SEO poisoning

From research, what appears to be happening: The below search engine poisoning attack tree can be used for feature extraction.

Attack tree

1 Set up branching logic (usually PHP script) (AND)
    1.1 Identify crawlers (OR)
        1.1.1 Query IP of page request ($_SERVER['REMOTE_ADDR']) and compare against usual 
        search engine IP ranges) (OR)
        1.1.2 Check user-agent string ($_SERVER['HTTP_USER_AGENT']) to flag requests from 
        crawlers that use identifying strings
    1.2 Identify users 
        1.2.1 Check referrer ($_SERVER['HTTP_REFERER']) against a list of strings used by 
        search engines (OR)
        1.2.2 Check the referrer URL for multiple occurrences of & (field value pair delimiters)
2 Get and select keywords and topical phrases (AND)
    2.1 Fetch and select latest keywords from
        2.1.1 C&C server (less resilient) (OR)
        2.1.2 Google Trends (OR)
        2.1.3 Other sources
    2.2 Optional: Log information about page requests received to monitor requests (for 
    fine-tuning and improvements)
        2.2.1 Keywords user arrived by
        2.2.2 Timestamp
        2.2.3 User agent string
        2.2.4 Referrer string
        2.2.5 IP from which page request is received
    2.3 Download search engine results (AND)
        2.3.1 PHP client URL library (OR)
        2.3.2 cURL (OR)
        2.3.3 fsockopen()
    2.4 Extract meta content from the downloaded pages (using regular expressions) (AND)
    2.5 Optional: Boost page ranking
        2.5.1 Get links of other SEO pages
   Same server
   Related servers 
        2.5.2 Intersperse extracted meta content with links to other SEO pages, random time/dates, 
        images, video content
3 Page generation (AND)
    3.1 Same page for crawlers and users (OR)
        3.1.1 Generate page
        3.1.2 Redirect
   Redirect by active content embedded in page (OR)
   Only load additional active content in page if request is from a user 
       JavaScript (OR)
       ActionScript in embedded Flash (navigateToURL( new URLRequest("*yourpage*"), "_self");) (OR)
       Another way of redirecting using active content 
    3.2 Different pages for user and crawler
        3.2.1 Generate SEO page for crawlers (AND)
   Static HTML (OR)
   Dynamic generation (OR)
   SEO related sub-domains
        3.2.2 Redirect users (a few times)
   Server-side scripting with PHP header() (OR)
   Apache HTTP Server mod_alias
   Apache HTTP Server mod_rewrite (redirecting requests to a canonical domain name) (OR)
   Nginx rewrite (OR)
   Refresh Meta tag in document (add anchor in the “body” section for users whose browsers do not support this feature) (OR)
   HTTP refresh header in a perl or python script (OR)
   JavaScript (OR)
   Another way of redirecting
4 Landing page
    4.1 Adult and pornographic websites (OR)
    4.2 Internet services sites (advertising campaign) (OR)
    4.3 Politics and religion (on a mission) (OR)
    4.4 Exploit servers 
        4.4.1 Redirection chain to a final landing page with malware payloads
        4.4.2 Redirection to a MaaS (Malware-as-a-Service) platform which starts a redirection 
        chain leading to final landing page


The phrase search engine optimization poisoning (SEO poisoning) is in use to describe one of two types of activities:

  • Black hat SEO techniques used to achieve high search engine ranking, usually (but not only) to attack visitors.

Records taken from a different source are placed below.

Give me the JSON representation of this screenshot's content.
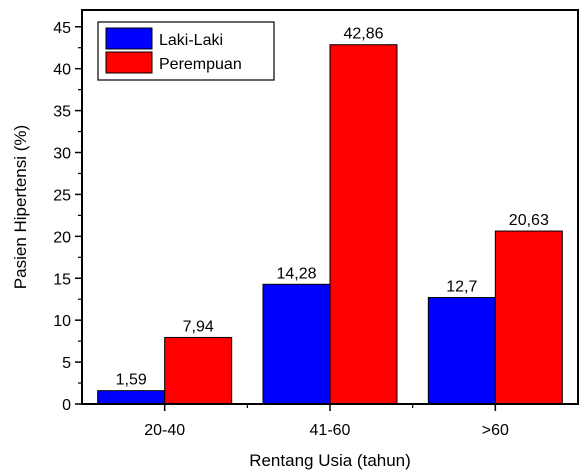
{
  "chart_data": {
    "type": "bar",
    "categories": [
      "20-40",
      "41-60",
      ">60"
    ],
    "series": [
      {
        "name": "Laki-Laki",
        "color": "#0000ff",
        "values": [
          1.59,
          14.28,
          12.7
        ],
        "labels": [
          "1,59",
          "14,28",
          "12,7"
        ]
      },
      {
        "name": "Perempuan",
        "color": "#ff0000",
        "values": [
          7.94,
          42.86,
          20.63
        ],
        "labels": [
          "7,94",
          "42,86",
          "20,63"
        ]
      }
    ],
    "xlabel": "Rentang Usia (tahun)",
    "ylabel": "Pasien Hipertensi (%)",
    "ylim": [
      0,
      47
    ],
    "yticks": [
      0,
      5,
      10,
      15,
      20,
      25,
      30,
      35,
      40,
      45
    ],
    "grid": false,
    "legend_position": "top-left"
  }
}
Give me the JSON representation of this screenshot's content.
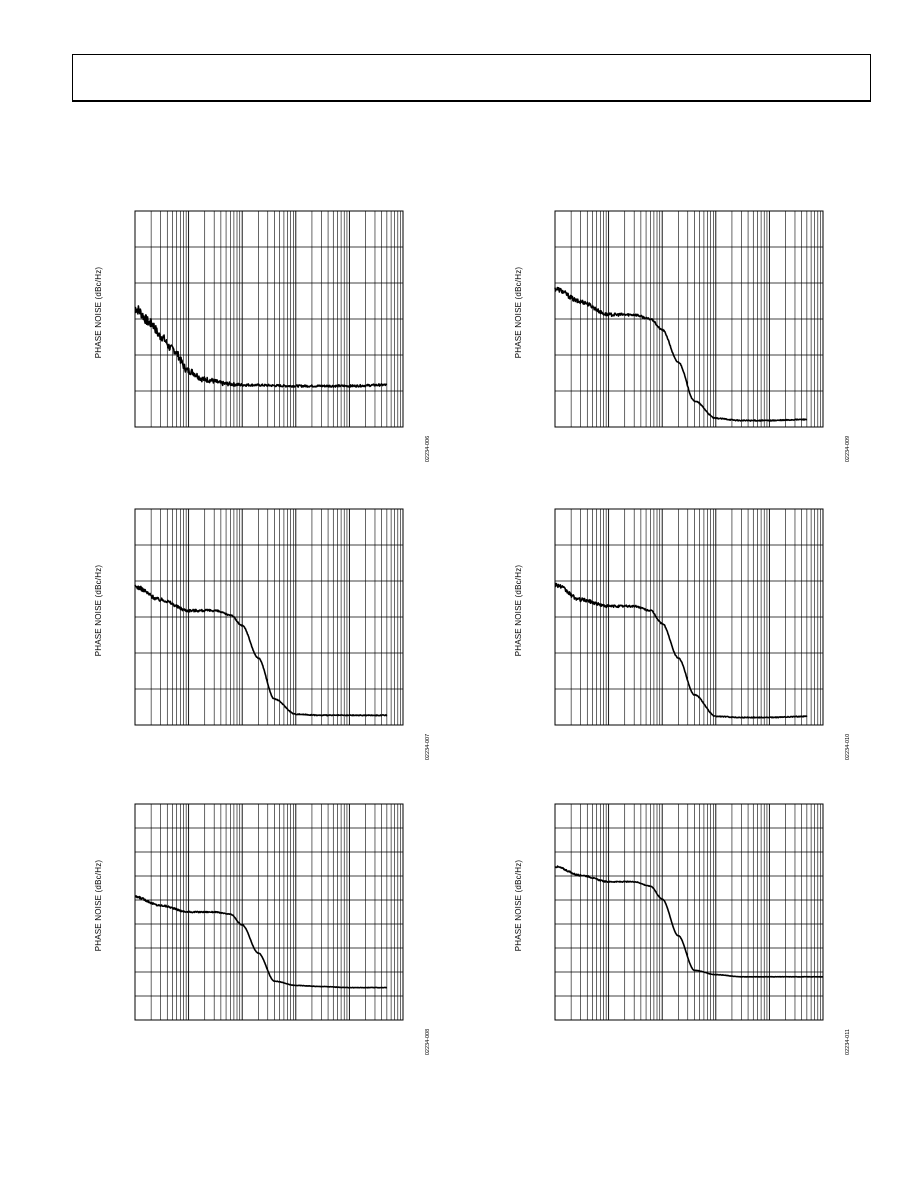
{
  "page": {
    "header_text": ""
  },
  "chart_data": [
    {
      "type": "line",
      "ylabel": "PHASE NOISE (dBc/Hz)",
      "xlabel": "",
      "x_scale": "log",
      "x_decades": 5,
      "y_divisions": 6,
      "figure_id": "02234-006",
      "series": [
        {
          "x": [
            1,
            2,
            3,
            5,
            10,
            20,
            50,
            100,
            1000,
            10000,
            50000
          ],
          "y": [
            0.55,
            0.48,
            0.42,
            0.36,
            0.26,
            0.22,
            0.2,
            0.195,
            0.19,
            0.19,
            0.195
          ]
        }
      ],
      "noise": 0.025
    },
    {
      "type": "line",
      "ylabel": "PHASE NOISE (dBc/Hz)",
      "xlabel": "",
      "x_scale": "log",
      "x_decades": 5,
      "y_divisions": 6,
      "figure_id": "02234-009",
      "series": [
        {
          "x": [
            1,
            3,
            10,
            30,
            60,
            100,
            200,
            400,
            1000,
            3000,
            10000,
            50000
          ],
          "y": [
            0.64,
            0.58,
            0.52,
            0.52,
            0.5,
            0.45,
            0.3,
            0.12,
            0.04,
            0.03,
            0.03,
            0.035
          ]
        }
      ],
      "noise": 0.012
    },
    {
      "type": "line",
      "ylabel": "PHASE NOISE (dBc/Hz)",
      "xlabel": "",
      "x_scale": "log",
      "x_decades": 5,
      "y_divisions": 6,
      "figure_id": "02234-007",
      "series": [
        {
          "x": [
            1,
            3,
            10,
            30,
            60,
            100,
            200,
            400,
            1000,
            3000,
            10000,
            50000
          ],
          "y": [
            0.64,
            0.58,
            0.53,
            0.53,
            0.51,
            0.46,
            0.31,
            0.12,
            0.05,
            0.045,
            0.045,
            0.045
          ]
        }
      ],
      "noise": 0.01
    },
    {
      "type": "line",
      "ylabel": "PHASE NOISE (dBc/Hz)",
      "xlabel": "",
      "x_scale": "log",
      "x_decades": 5,
      "y_divisions": 6,
      "figure_id": "02234-010",
      "series": [
        {
          "x": [
            1,
            3,
            10,
            30,
            60,
            100,
            200,
            400,
            1000,
            3000,
            10000,
            50000
          ],
          "y": [
            0.65,
            0.58,
            0.55,
            0.55,
            0.53,
            0.47,
            0.31,
            0.14,
            0.04,
            0.035,
            0.035,
            0.04
          ]
        }
      ],
      "noise": 0.01
    },
    {
      "type": "line",
      "ylabel": "PHASE NOISE (dBc/Hz)",
      "xlabel": "",
      "x_scale": "log",
      "x_decades": 5,
      "y_divisions": 9,
      "figure_id": "02234-008",
      "series": [
        {
          "x": [
            1,
            3,
            10,
            30,
            60,
            100,
            200,
            400,
            1000,
            3000,
            10000,
            50000
          ],
          "y": [
            0.57,
            0.53,
            0.5,
            0.5,
            0.49,
            0.44,
            0.31,
            0.18,
            0.16,
            0.155,
            0.15,
            0.15
          ]
        }
      ],
      "noise": 0.005
    },
    {
      "type": "line",
      "ylabel": "PHASE NOISE (dBc/Hz)",
      "xlabel": "",
      "x_scale": "log",
      "x_decades": 5,
      "y_divisions": 9,
      "figure_id": "02234-011",
      "series": [
        {
          "x": [
            1,
            3,
            10,
            30,
            60,
            100,
            200,
            400,
            1000,
            3000,
            10000,
            100000
          ],
          "y": [
            0.71,
            0.67,
            0.64,
            0.64,
            0.62,
            0.56,
            0.39,
            0.23,
            0.21,
            0.2,
            0.2,
            0.2
          ]
        }
      ],
      "noise": 0.004
    }
  ]
}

The techniques often involve content spamming, (all sorts of) link spamming, cloaking, doorway pages and redirection. These attacks often follow trending search terms. For example during natural disasters, when attackers attempt to have victims send monetary aid to fake accounts or during major political campaigns and other major world events. If its intent is malicious, the attacker aims to install malware such as trojans, attack the user’s machine, or trick the user into providing sensitive data (see attack tree).

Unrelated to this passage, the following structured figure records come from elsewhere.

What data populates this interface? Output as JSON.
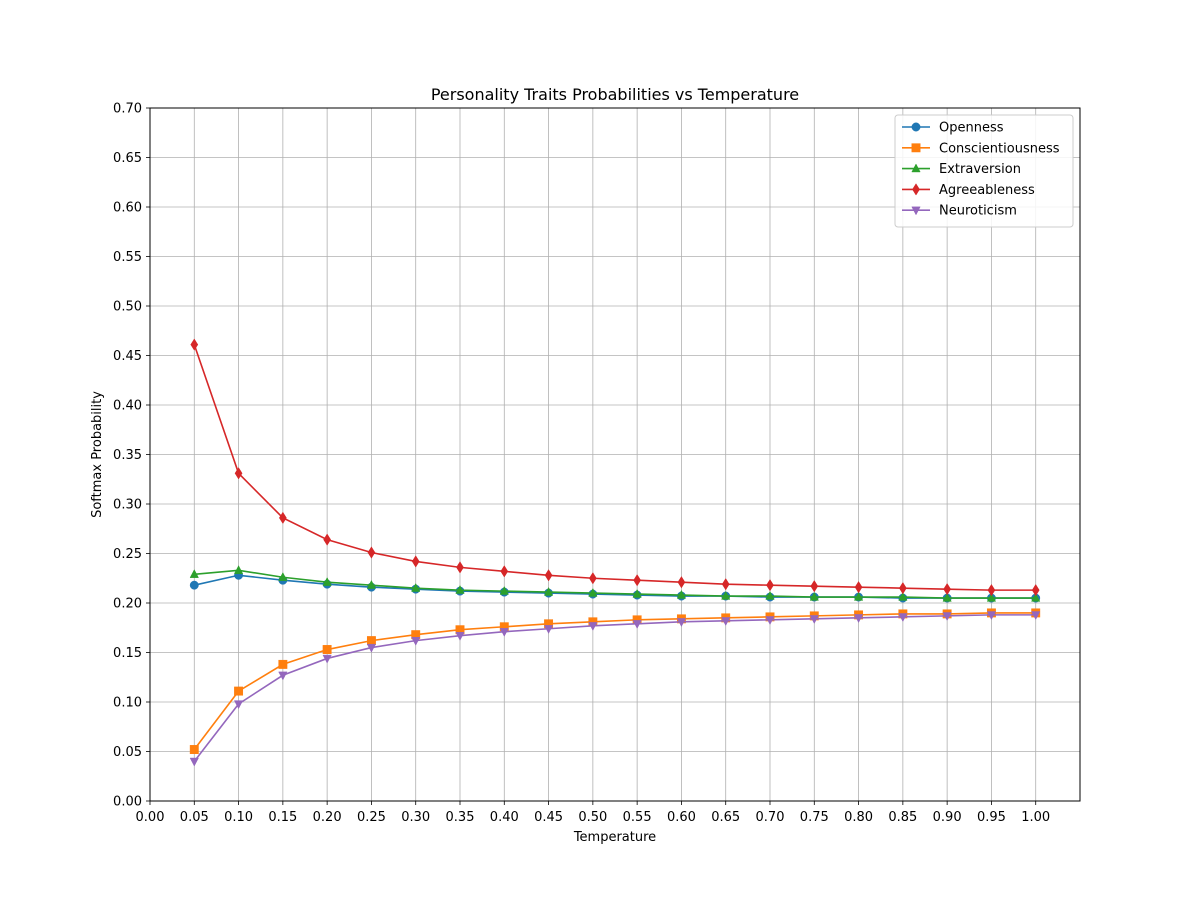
{
  "chart_data": {
    "type": "line",
    "title": "Personality Traits Probabilities vs Temperature",
    "xlabel": "Temperature",
    "ylabel": "Softmax Probability",
    "xlim": [
      0.0,
      1.05
    ],
    "ylim": [
      0.0,
      0.7
    ],
    "grid": true,
    "legend_position": "top-right",
    "x": [
      0.05,
      0.1,
      0.15,
      0.2,
      0.25,
      0.3,
      0.35,
      0.4,
      0.45,
      0.5,
      0.55,
      0.6,
      0.65,
      0.7,
      0.75,
      0.8,
      0.85,
      0.9,
      0.95,
      1.0
    ],
    "x_ticks": [
      "0.00",
      "0.05",
      "0.10",
      "0.15",
      "0.20",
      "0.25",
      "0.30",
      "0.35",
      "0.40",
      "0.45",
      "0.50",
      "0.55",
      "0.60",
      "0.65",
      "0.70",
      "0.75",
      "0.80",
      "0.85",
      "0.90",
      "0.95",
      "1.00"
    ],
    "y_ticks": [
      "0.00",
      "0.05",
      "0.10",
      "0.15",
      "0.20",
      "0.25",
      "0.30",
      "0.35",
      "0.40",
      "0.45",
      "0.50",
      "0.55",
      "0.60",
      "0.65",
      "0.70"
    ],
    "series": [
      {
        "name": "Openness",
        "color": "#1f77b4",
        "marker": "circle",
        "values": [
          0.218,
          0.228,
          0.223,
          0.219,
          0.216,
          0.214,
          0.212,
          0.211,
          0.21,
          0.209,
          0.208,
          0.207,
          0.207,
          0.206,
          0.206,
          0.206,
          0.205,
          0.205,
          0.205,
          0.205
        ]
      },
      {
        "name": "Conscientiousness",
        "color": "#ff7f0e",
        "marker": "square",
        "values": [
          0.052,
          0.111,
          0.138,
          0.153,
          0.162,
          0.168,
          0.173,
          0.176,
          0.179,
          0.181,
          0.183,
          0.184,
          0.185,
          0.186,
          0.187,
          0.188,
          0.189,
          0.189,
          0.19,
          0.19
        ]
      },
      {
        "name": "Extraversion",
        "color": "#2ca02c",
        "marker": "triangle-up",
        "values": [
          0.229,
          0.233,
          0.226,
          0.221,
          0.218,
          0.215,
          0.213,
          0.212,
          0.211,
          0.21,
          0.209,
          0.208,
          0.207,
          0.207,
          0.206,
          0.206,
          0.206,
          0.205,
          0.205,
          0.205
        ]
      },
      {
        "name": "Agreeableness",
        "color": "#d62728",
        "marker": "diamond",
        "values": [
          0.461,
          0.331,
          0.286,
          0.264,
          0.251,
          0.242,
          0.236,
          0.232,
          0.228,
          0.225,
          0.223,
          0.221,
          0.219,
          0.218,
          0.217,
          0.216,
          0.215,
          0.214,
          0.213,
          0.213
        ]
      },
      {
        "name": "Neuroticism",
        "color": "#9467bd",
        "marker": "triangle-down",
        "values": [
          0.04,
          0.098,
          0.127,
          0.144,
          0.155,
          0.162,
          0.167,
          0.171,
          0.174,
          0.177,
          0.179,
          0.181,
          0.182,
          0.183,
          0.184,
          0.185,
          0.186,
          0.187,
          0.188,
          0.188
        ]
      }
    ]
  }
}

  • Exploiting typical web vulnerabilities on existing high-ranking web pages and using them to spread malware. If, for example, a high-ranking web page has a stored XSS vulnerability, the code may either directly attempt to spread malware or redirect the user to a different site (using redirection like used in black hat SEO).

Any search engine software can expect the same search fraud problem as on the internet with similar impacts.

  • Spam web pages will need to be weeded out from the index.

  • Combating spam is intertwined with search engine poisoning as that attack uses SEO fraud techniques.